Drugą grupę turnieju masters stworzą: Czeszki Barbora Krejcikova i Karolina Pliskova, Hiszpanka Garbine Muguruza i Estonka Anett Kontaveit.
Ceremonia inauguracji zawodów i losowania grup odbyła się w eleganckiej oprawie w ratuszu w Zapopan, mieście należącym do aglomeracji Gualadalary. Wszystkie uczestniczki - osiem singlistek i osiem najlepszych w sezonie par deblowych - zaprezentowały się w sukniach wieczorowych.
Debiutująca w imprezie masters 20-letnia Polka trafiła do grupy Chichen Itza. To nazwa miasta założonego przez Majów jeszcze w erze prekolumbijskiej, a dziś atrakcja turystyczna i miejsce prac archeologów. Także inne grupy turnieju stanowią nawiązanie do starożytnego Meksyku, a drugą singlową nazwano Teotihuacan.

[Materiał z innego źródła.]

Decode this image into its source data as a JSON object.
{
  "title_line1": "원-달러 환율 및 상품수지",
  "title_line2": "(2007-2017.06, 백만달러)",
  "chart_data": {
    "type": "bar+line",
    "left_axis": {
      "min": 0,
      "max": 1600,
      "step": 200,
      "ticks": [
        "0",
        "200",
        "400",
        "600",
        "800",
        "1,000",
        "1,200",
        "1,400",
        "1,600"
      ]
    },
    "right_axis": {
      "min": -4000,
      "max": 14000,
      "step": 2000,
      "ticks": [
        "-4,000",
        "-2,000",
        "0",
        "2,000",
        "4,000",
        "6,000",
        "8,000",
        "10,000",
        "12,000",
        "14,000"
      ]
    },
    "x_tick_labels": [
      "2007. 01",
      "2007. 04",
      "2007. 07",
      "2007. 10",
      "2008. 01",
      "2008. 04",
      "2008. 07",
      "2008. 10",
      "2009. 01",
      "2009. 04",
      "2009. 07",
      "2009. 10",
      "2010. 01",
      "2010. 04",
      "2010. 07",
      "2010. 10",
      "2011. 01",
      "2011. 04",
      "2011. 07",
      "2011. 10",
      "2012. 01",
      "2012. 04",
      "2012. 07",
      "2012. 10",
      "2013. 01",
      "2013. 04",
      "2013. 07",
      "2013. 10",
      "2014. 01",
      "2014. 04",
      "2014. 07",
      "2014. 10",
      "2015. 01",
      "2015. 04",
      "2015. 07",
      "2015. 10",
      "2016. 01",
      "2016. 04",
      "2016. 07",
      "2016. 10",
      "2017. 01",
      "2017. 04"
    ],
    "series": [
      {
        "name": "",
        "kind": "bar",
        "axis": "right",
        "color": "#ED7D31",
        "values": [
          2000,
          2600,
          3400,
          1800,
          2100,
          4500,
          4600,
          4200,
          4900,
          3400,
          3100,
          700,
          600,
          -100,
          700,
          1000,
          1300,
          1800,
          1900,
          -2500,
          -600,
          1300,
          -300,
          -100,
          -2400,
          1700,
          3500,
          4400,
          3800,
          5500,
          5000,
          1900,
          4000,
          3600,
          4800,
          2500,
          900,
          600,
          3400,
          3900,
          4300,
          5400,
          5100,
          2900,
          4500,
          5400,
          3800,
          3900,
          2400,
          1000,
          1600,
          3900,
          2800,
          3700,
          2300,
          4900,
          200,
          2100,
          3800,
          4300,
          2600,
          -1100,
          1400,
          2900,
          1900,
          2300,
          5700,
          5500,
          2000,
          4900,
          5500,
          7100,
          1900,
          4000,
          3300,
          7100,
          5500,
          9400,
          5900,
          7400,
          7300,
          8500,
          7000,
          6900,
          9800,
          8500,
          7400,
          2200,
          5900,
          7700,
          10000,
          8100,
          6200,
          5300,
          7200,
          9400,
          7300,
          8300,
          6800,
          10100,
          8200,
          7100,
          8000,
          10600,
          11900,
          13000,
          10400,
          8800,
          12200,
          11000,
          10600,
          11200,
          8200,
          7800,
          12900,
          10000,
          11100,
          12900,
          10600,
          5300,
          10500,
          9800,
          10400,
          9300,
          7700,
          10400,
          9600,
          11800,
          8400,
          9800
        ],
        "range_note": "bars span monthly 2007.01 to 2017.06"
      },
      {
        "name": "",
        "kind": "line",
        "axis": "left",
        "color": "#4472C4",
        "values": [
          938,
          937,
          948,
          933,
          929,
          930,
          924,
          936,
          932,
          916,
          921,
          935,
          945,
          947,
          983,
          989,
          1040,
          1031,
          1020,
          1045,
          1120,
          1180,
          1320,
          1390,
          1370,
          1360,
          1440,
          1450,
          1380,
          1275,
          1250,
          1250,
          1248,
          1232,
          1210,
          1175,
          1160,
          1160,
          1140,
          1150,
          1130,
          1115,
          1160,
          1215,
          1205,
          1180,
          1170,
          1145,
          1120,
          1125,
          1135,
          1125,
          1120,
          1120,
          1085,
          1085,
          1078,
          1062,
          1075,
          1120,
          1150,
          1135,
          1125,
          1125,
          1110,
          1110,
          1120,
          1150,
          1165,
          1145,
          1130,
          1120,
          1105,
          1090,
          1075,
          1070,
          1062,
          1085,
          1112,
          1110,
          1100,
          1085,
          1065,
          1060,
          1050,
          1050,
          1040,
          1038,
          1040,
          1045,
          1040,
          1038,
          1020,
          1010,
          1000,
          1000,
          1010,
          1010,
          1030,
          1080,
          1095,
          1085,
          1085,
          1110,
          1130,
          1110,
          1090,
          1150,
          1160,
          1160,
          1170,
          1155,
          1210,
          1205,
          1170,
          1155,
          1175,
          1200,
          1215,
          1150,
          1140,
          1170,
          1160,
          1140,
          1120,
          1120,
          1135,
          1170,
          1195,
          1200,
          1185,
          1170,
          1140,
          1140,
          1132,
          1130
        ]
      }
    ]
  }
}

Skład grupy w przypadku Świątek można określić w skrócie jako "czas rewanżu". Z Sabalenką - wiceliderką światowego rankingu, która po wycofaniu się Australijki Ashleigh Barty jest najwyżej notowaną tenisistką w turnieju - zawodniczka trenera Piotra Sierzputowskiego nigdy nie miała okazji się zmierzyć. Ale z Sakkari i Badosą ma rachunki do wyrównania.
Greczynka stanęła na jej drodze w ćwierćfinale tegorocznego French Open i uniemożliwiła obronę tytułu w Paryżu, a później jeszcze pokonała w półfinale imprezy w Ostrawie. Z kolei z Badosą przegrała w 1/16 finału olimpijskich zmagań w Tokio.
Dokładny terminarz nie został jeszcze opublikowany przez organizatorów, ale wiadomo, że Polka pierwszy mecz rozegra w czwartek.
Świątek, która zadebiutuje w imprezie tej rangi, będzie drugą w historii polską tenisistką - po Agnieszce Radwańskiej - w obsadzie mastersa.